Using a constant bruteforce cardinality is a step backward

[bgmort]

Maybe this is a duplicate of #122 and #117, but I'm going to add my own thoughts. I discovered this library a few days ago, and was really excited to use it until I noticed that all bruteforce patterns multiplied the total guesses by ten per character. I assumed it was a bug and came here searching for a solution, and saw that it was done on purpose as not to overestimate the strength of some passwords.

If you consider the end goal of the library, absolutes such as crack time estimates are not nearly as important the subjective measures such as the score and the verbal feedback that are produced. Crack times or bits of entropy may be over a user's head, but they can understand if their password is "so-so" or "strong". And if one password is stronger than another password.

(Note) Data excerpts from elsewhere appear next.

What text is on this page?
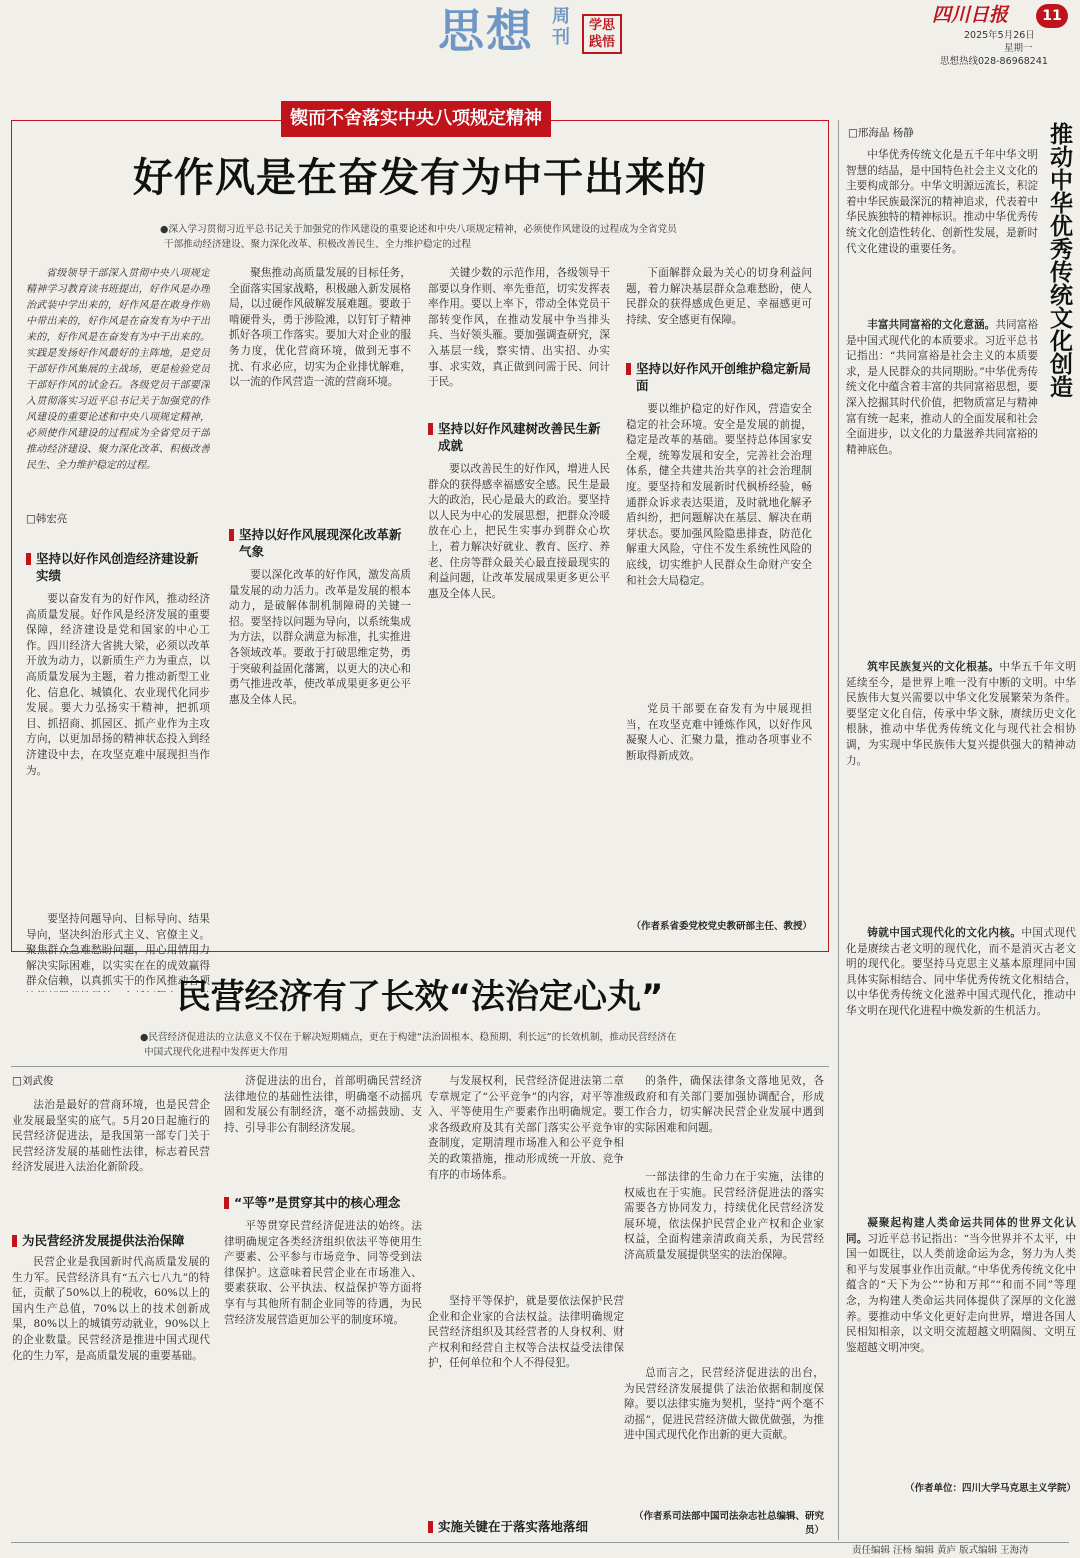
思想 周刊
学思践悟
四川日报	11
2025年5月26日
星期一
思想热线028-86968241
锲而不舍落实中央八项规定精神
好作风是在奋发有为中干出来的
●深入学习贯彻习近平总书记关于加强党的作风建设的重要论述和中央八项规定精神，必须使作风建设的过程成为全省党员
干部推动经济建设、聚力深化改革、积极改善民生、全力维护稳定的过程
省级领导干部深入贯彻中央八项规定精神学习教育读书班提出，好作风是办理治武装中学出来的，好作风是在敢身作则中带出来的，好作风是在奋发有为中干出来的，好作风是在奋发有为中干出来的。实践是发扬好作风最好的主阵地，是党员干部好作风集展的主战场，更是检验党员干部好作风的试金石。各级党员干部要深入贯彻落实习近平总书记关于加强党的作风建设的重要论述和中央八项规定精神，必须使作风建设的过程成为全省党员干部推动经济建设、聚力深化改革、积极改善民生、全力维护稳定的过程。
□韩宏亮
坚持以好作风创造经济建设新实绩
要以奋发有为的好作风，推动经济高质量发展。好作风是经济发展的重要保障，经济建设是党和国家的中心工作。四川经济大省挑大梁，必须以改革开放为动力，以新质生产力为重点，以高质量发展为主题，着力推动新型工业化、信息化、城镇化、农业现代化同步发展。要大力弘扬实干精神，把抓项目、抓招商、抓园区、抓产业作为主攻方向，以更加昂扬的精神状态投入到经济建设中去，在攻坚克难中展现担当作为。
要坚持问题导向、目标导向、结果导向，坚决纠治形式主义、官僚主义。聚焦群众急难愁盼问题，用心用情用力解决实际困难，以实实在在的成效赢得群众信赖，以真抓实干的作风推动各项
聚焦推动高质量发展的目标任务，全面落实国家战略，积极融入新发展格局，以过硬作风破解发展难题。要敢于啃硬骨头，勇于涉险滩，以钉钉子精神抓好各项工作落实。要加大对企业的服务力度，优化营商环境，做到无事不扰、有求必应，切实为企业排忧解难，以一流的作风营造一流的营商环境。
坚持以好作风展现深化改革新气象
要以深化改革的好作风，激发高质量发展的动力活力。改革是发展的根本动力，是破解体制机制障碍的关键一招。要坚持以问题为导向，以系统集成为方法，以群众满意为标准，扎实推进各领域改革。要敢于打破思维定势，勇于突破利益固化藩篱，以更大的决心和勇气推进改革，使改革成果更多更公平惠及全体人民。
关键少数的示范作用，各级领导干部要以身作则、率先垂范，切实发挥表率作用。要以上率下，带动全体党员干部转变作风，在推动发展中争当排头兵、当好领头雁。要加强调查研究，深入基层一线，察实情、出实招、办实事、求实效，真正做到问需于民、问计于民。
坚持以好作风建树改善民生新成就
要以改善民生的好作风，增进人民群众的获得感幸福感安全感。民生是最大的政治，民心是最大的政治。要坚持以人民为中心的发展思想，把群众冷暖放在心上，把民生实事办到群众心坎上，着力解决好就业、教育、医疗、养老、住房等群众最关心最直接最现实的利益问题，让改革发展成果更多更公平惠及全体人民。
下面解群众最为关心的切身利益问题，着力解决基层群众急难愁盼，使人民群众的获得感成色更足、幸福感更可持续、安全感更有保障。
坚持以好作风开创维护稳定新局面
要以维护稳定的好作风，营造安全稳定的社会环境。安全是发展的前提，稳定是改革的基础。要坚持总体国家安全观，统筹发展和安全，完善社会治理体系，健全共建共治共享的社会治理制度。要坚持和发展新时代枫桥经验，畅通群众诉求表达渠道，及时就地化解矛盾纠纷，把问题解决在基层、解决在萌芽状态。要加强风险隐患排查，防范化解重大风险，守住不发生系统性风险的底线，切实维护人民群众生命财产安全和社会大局稳定。
党员干部要在奋发有为中展现担当，在攻坚克难中锤炼作风，以好作风凝聚人心、汇聚力量，推动各项事业不断取得新成效。
（作者系省委党校党史教研部主任、教授）
民营经济有了长效“法治定心丸”
●民营经济促进法的立法意义不仅在于解决短期痛点，更在于构建“法治固根本、稳预期、利长远”的长效机制，推动民营经济在
中国式现代化进程中发挥更大作用
□刘武俊
法治是最好的营商环境，也是民营企业发展最坚实的底气。5月20日起施行的民营经济促进法，是我国第一部专门关于民营经济发展的基础性法律，标志着民营经济发展进入法治化新阶段。
为民营经济发展提供法治保障
民营企业是我国新时代高质量发展的生力军。民营经济具有“五六七八九”的特征，贡献了50%以上的税收，60%以上的国内生产总值，70%以上的技术创新成果，80%以上的城镇劳动就业，90%以上的企业数量。民营经济是推进中国式现代化的生力军，是高质量发展的重要基础。
济促进法的出台，首部明确民营经济法律地位的基础性法律，明确毫不动摇巩固和发展公有制经济，毫不动摇鼓励、支持、引导非公有制经济发展。
“平等”是贯穿其中的核心理念
平等贯穿民营经济促进法的始终。法律明确规定各类经济组织依法平等使用生产要素、公平参与市场竞争、同等受到法律保护。这意味着民营企业在市场准入、要素获取、公平执法、权益保护等方面将享有与其他所有制企业同等的待遇，为民营经济发展营造更加公平的制度环境。
与发展权利，民营经济促进法第二章专章规定了“公平竞争”的内容，对平等准入、平等使用生产要素作出明确规定。要求各级政府及其有关部门落实公平竞争审查制度，定期清理市场准入和公平竞争相关的政策措施，推动形成统一开放、竞争有序的市场体系。
坚持平等保护，就是要依法保护民营企业和企业家的合法权益。法律明确规定民营经济组织及其经营者的人身权利、财产权利和经营自主权等合法权益受法律保护，任何单位和个人不得侵犯。
实施关键在于落实落地落细
的条件，确保法律条文落地见效，各级政府和有关部门要加强协调配合，形成工作合力，切实解决民营企业发展中遇到的实际困难和问题。
一部法律的生命力在于实施，法律的权威也在于实施。民营经济促进法的落实需要各方协同发力，持续优化民营经济发展环境，依法保护民营企业产权和企业家权益，全面构建亲清政商关系，为民营经济高质量发展提供坚实的法治保障。
总而言之，民营经济促进法的出台，为民营经济发展提供了法治依据和制度保障。要以法律实施为契机，坚持“两个毫不动摇”，促进民营经济做大做优做强，为推进中国式现代化作出新的更大贡献。
（作者系司法部中国司法杂志社总编辑、研究员）
□邢海晶 杨静	推动中华优秀传统文化创造
中华优秀传统文化是五千年中华文明智慧的结晶，是中国特色社会主义文化的主要构成部分。中华文明源远流长，积淀着中华民族最深沉的精神追求，代表着中华民族独特的精神标识。推动中华优秀传统文化创造性转化、创新性发展，是新时代文化建设的重要任务。
丰富共同富裕的文化意涵。共同富裕是中国式现代化的本质要求。习近平总书记指出：“共同富裕是社会主义的本质要求，是人民群众的共同期盼。”中华优秀传统文化中蕴含着丰富的共同富裕思想，要深入挖掘其时代价值，把物质富足与精神富有统一起来，推动人的全面发展和社会全面进步，以文化的力量滋养共同富裕的精神底色。
筑牢民族复兴的文化根基。中华五千年文明延续至今，是世界上唯一没有中断的文明。中华民族伟大复兴需要以中华文化发展繁荣为条件。要坚定文化自信，传承中华文脉，赓续历史文化根脉，推动中华优秀传统文化与现代社会相协调，为实现中华民族伟大复兴提供强大的精神动力。
铸就中国式现代化的文化内核。中国式现代化是赓续古老文明的现代化，而不是消灭古老文明的现代化。要坚持马克思主义基本原理同中国具体实际相结合、同中华优秀传统文化相结合，以中华优秀传统文化滋养中国式现代化，推动中华文明在现代化进程中焕发新的生机活力。
凝聚起构建人类命运共同体的世界文化认同。习近平总书记指出：“当今世界并不太平，中国一如既往，以人类前途命运为念，努力为人类和平与发展事业作出贡献。”中华优秀传统文化中蕴含的“天下为公”“协和万邦”“和而不同”等理念，为构建人类命运共同体提供了深厚的文化滋养。要推动中华文化更好走向世界，增进各国人民相知相亲，以文明交流超越文明隔阂、文明互鉴超越文明冲突。
（作者单位：四川大学马克思主义学院）
责任编辑 汪杨 编辑 黄庐 版式编辑 王海涛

Therefore, using a single constant to represent bruteforce cardinality is way off the mark. By doing so, you are suggesting that all non-dictionary, non-pattern passwords are created equal, and the only way to increase password strength is by adding length. Passwords like hurpadurpy or kardashiam are scored the same as vMjR0a28yd, #e(2!J%}'H, or ᔘ¥z9Z}èåw俗. And obviously I'd rather have a user choose easy2guess^~ than easy2guess97.

I trust your judgement to choose the best solution to this problem, but here are two ideas:

• Go back to calculating cardinality based on the character space of a given sequence. Reduce it by some factor (4-8?) to make it more conservative as using 10 across the board was intended to do.
• Look for pronounceable patterns - hurpadurp or c0ok13s vs chwxkkzwj. It could be as simple is considering distribution of vowels vs consonants.

[bgmort]

Another indicator that the bruteforce cardinality is far too low to be useful is that many spatial sequences are categorized as bruteforce sequences because the spatial sequence has more guesses than the bruteforce sequence. xcdfvb, for example, has 10^6.244 guesses as a spatial sequence, but only 10^6 guesses as a bruteforce sequence. Except for finding matches from the password dictionary, essentially you're just spending a lot of cycles to evaluate the length of a password.

[lowe]

Hi @bgmort,

To add my own opinion on this:

Random passwords are uncommon in leaked password distributions. So for zxcvbn, regions matched as "bruteforce" are typically far from random. A missing dictionary word or uncaught pattern is a more common case. So, 10^n is going to be too high most of the time, even though it's too low in the random case.

To give an example, "Teiubesc" used to be ranked as 52^8 (~10^14) by the bruteforce matcher. It is now ranked as 10^8 by the bruteforce matcher, and additionally matched as 10^4 because it is a common password in the Rockyou '09 password distribution ("Te iubesc" means "I love you" in Romanian). So, the old scheme overestimated by 10 orders of magnitude (!) for a common case. The new brute force estimator is still off by 4 orders, not great, but an improvement for this very common situation. I picked an example that happened to be in the dictionary, but many other examples in other languages won't be.

Random passwords as generated by password managers are going to be long enough to achieve a "strong" score for a 10^n weighting, even though they'd be C^n in reality for whatever the alphabet size C is. This underestimation doesn't bother me. You mention 10^6.244 spatial vs 10^6 bruteforce -- I'm also not too bothered because these scores are so close. In terms of user feedback, it would be better if the pattern were recognized, but I don't see it as a big problem given the number of turns on a short sequence. Simpler spatial patterns absolutely will be matched.

Anyhow, happy to listen to any other proposals for better bruteforce detection and strength estimation. Something simple, fast to calculate, and based on observations of leaked password distributions is preferred.